= Pitt Township, Allegheny County, Pennsylvania =

Former township in Allegheny County, Pennsylvania

Pitt Township was one of the original townships created with the formation of Allegheny County, Pennsylvania, in 1788. It repeatedly diminished in size until dissolving into the city of Pittsburgh in 1868.

==History==
When Allegheny County was created in 1788, its territory extended to the north and west state lines. It was divided into seven townships, of which Pitt Township was by far the largest in area as it included all of the vast part of the county north of the Ohio River and west of the Allegheny River. The rest of Pitt Township lay between the Allegheny and Monongahela rivers, from their confluence at Pittsburgh (then an unincorporated village within the township) to Turtle Creek on the Monongahela and Plum Creek on the Allegheny.

Pitt Township lost Pittsburgh to the creation of Pittsburgh Township in 1792. (Note: Pittsburgh Township existed only briefly, with part of it becoming the borough of Pittsburgh (1794) and the rest apparently returning to Pitt Township.) In 1795 and 1796, the county reorganized the immense portion of Pitt Township north of the Ohio and Allegheny rivers into new townships.
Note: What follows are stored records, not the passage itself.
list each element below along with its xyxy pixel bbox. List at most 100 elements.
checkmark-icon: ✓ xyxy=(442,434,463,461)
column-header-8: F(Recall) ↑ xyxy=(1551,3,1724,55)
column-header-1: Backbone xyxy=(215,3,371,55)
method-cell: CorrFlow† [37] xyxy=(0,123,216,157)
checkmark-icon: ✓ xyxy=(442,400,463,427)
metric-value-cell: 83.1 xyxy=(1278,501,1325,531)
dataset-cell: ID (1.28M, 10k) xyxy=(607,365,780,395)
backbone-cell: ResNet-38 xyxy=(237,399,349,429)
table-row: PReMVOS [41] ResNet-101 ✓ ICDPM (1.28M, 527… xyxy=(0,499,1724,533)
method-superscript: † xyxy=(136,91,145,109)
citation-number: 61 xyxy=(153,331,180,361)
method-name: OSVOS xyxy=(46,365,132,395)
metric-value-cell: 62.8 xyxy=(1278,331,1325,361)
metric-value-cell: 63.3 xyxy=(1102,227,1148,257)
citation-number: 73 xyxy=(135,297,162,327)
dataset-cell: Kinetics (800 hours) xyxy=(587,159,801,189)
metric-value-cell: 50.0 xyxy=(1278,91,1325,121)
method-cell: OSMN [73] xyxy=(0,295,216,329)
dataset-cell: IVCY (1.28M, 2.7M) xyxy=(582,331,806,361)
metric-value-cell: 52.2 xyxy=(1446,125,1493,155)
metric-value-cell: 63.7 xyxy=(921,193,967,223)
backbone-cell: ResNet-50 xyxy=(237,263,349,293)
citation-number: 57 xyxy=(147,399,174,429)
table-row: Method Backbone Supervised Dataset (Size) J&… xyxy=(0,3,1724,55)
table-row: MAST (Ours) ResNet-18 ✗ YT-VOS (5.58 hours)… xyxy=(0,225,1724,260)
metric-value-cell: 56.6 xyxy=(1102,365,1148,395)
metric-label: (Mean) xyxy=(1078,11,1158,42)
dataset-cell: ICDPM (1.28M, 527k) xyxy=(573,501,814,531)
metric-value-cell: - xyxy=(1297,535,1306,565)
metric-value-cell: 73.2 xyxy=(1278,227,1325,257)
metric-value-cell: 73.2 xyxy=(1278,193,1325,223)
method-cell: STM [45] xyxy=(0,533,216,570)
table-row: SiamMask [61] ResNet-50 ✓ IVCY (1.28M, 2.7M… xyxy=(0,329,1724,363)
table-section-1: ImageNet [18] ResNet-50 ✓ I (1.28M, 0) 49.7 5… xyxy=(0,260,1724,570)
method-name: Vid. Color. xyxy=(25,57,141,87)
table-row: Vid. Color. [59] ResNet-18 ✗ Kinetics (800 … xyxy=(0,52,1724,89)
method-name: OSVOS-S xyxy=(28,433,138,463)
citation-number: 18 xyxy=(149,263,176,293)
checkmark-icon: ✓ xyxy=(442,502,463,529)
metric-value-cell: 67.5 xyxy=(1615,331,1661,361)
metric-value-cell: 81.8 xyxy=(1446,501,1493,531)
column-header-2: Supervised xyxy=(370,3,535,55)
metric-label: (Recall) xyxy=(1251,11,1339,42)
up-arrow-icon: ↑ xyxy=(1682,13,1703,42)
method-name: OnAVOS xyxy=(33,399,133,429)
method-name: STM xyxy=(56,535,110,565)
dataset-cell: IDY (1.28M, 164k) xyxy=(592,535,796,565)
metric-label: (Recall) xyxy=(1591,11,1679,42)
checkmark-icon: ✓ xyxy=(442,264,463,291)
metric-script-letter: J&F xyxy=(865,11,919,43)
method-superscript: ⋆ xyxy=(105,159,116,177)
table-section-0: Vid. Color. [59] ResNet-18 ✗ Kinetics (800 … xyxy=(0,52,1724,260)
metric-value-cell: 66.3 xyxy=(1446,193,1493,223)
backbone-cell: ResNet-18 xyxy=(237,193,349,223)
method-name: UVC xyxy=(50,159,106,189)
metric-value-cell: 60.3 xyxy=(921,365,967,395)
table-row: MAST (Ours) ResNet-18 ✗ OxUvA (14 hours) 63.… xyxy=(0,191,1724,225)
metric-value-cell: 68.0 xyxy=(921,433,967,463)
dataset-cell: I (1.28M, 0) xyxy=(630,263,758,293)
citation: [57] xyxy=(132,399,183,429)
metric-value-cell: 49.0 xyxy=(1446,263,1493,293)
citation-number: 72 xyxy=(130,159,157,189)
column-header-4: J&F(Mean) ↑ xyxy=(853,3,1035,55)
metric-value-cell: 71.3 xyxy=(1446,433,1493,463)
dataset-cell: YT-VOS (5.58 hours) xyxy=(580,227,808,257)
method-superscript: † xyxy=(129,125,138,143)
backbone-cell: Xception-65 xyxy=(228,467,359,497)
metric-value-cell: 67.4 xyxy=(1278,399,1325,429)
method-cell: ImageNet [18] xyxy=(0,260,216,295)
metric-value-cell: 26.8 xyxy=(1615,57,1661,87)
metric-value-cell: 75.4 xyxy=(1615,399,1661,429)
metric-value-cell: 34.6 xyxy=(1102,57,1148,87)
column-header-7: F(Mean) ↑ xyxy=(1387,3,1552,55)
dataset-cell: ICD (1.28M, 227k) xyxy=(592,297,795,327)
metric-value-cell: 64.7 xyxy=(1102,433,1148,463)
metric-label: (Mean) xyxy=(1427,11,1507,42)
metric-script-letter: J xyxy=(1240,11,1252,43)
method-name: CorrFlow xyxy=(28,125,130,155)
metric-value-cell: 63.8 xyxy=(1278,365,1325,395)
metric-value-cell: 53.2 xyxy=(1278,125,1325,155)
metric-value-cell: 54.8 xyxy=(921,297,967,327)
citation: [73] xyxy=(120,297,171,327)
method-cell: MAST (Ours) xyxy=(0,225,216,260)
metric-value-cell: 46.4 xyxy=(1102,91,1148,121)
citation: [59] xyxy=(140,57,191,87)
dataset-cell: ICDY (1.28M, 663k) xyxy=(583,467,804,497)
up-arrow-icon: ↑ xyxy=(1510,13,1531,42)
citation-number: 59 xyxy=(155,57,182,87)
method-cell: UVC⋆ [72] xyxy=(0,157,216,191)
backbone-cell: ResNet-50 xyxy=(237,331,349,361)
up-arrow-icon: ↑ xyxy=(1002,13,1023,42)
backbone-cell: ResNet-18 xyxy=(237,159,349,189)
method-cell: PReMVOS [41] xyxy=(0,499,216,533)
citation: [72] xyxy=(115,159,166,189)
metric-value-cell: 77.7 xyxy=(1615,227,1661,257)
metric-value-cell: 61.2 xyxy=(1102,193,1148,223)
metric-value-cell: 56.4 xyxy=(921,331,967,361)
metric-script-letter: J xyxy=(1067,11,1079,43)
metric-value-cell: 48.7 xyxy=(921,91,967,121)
Thereafter, Pitt Township was confined to the wedge between the Allegheny and Monongahela rivers. Its territory was further dismembered by the creation of Wilkins Township (1821), Northern Liberties borough (1829), Peebles Township (1833), the sixth through ninth wards of Pittsburgh (1845–1846), and Oakland Township (1866). The final remnant of Pitt Township, bordering north of Oakland, was annexed by Pittsburgh in 1868.

There had been an earlier Pitt Township in southwestern Pennsylvania prior to the creation of Allegheny County. Formed in 1771 as part of Bedford County, it was originally bounded on the north by the Ohio and Allegheny rivers and on the south by a line drawn due west from the mouth of Redstone Creek.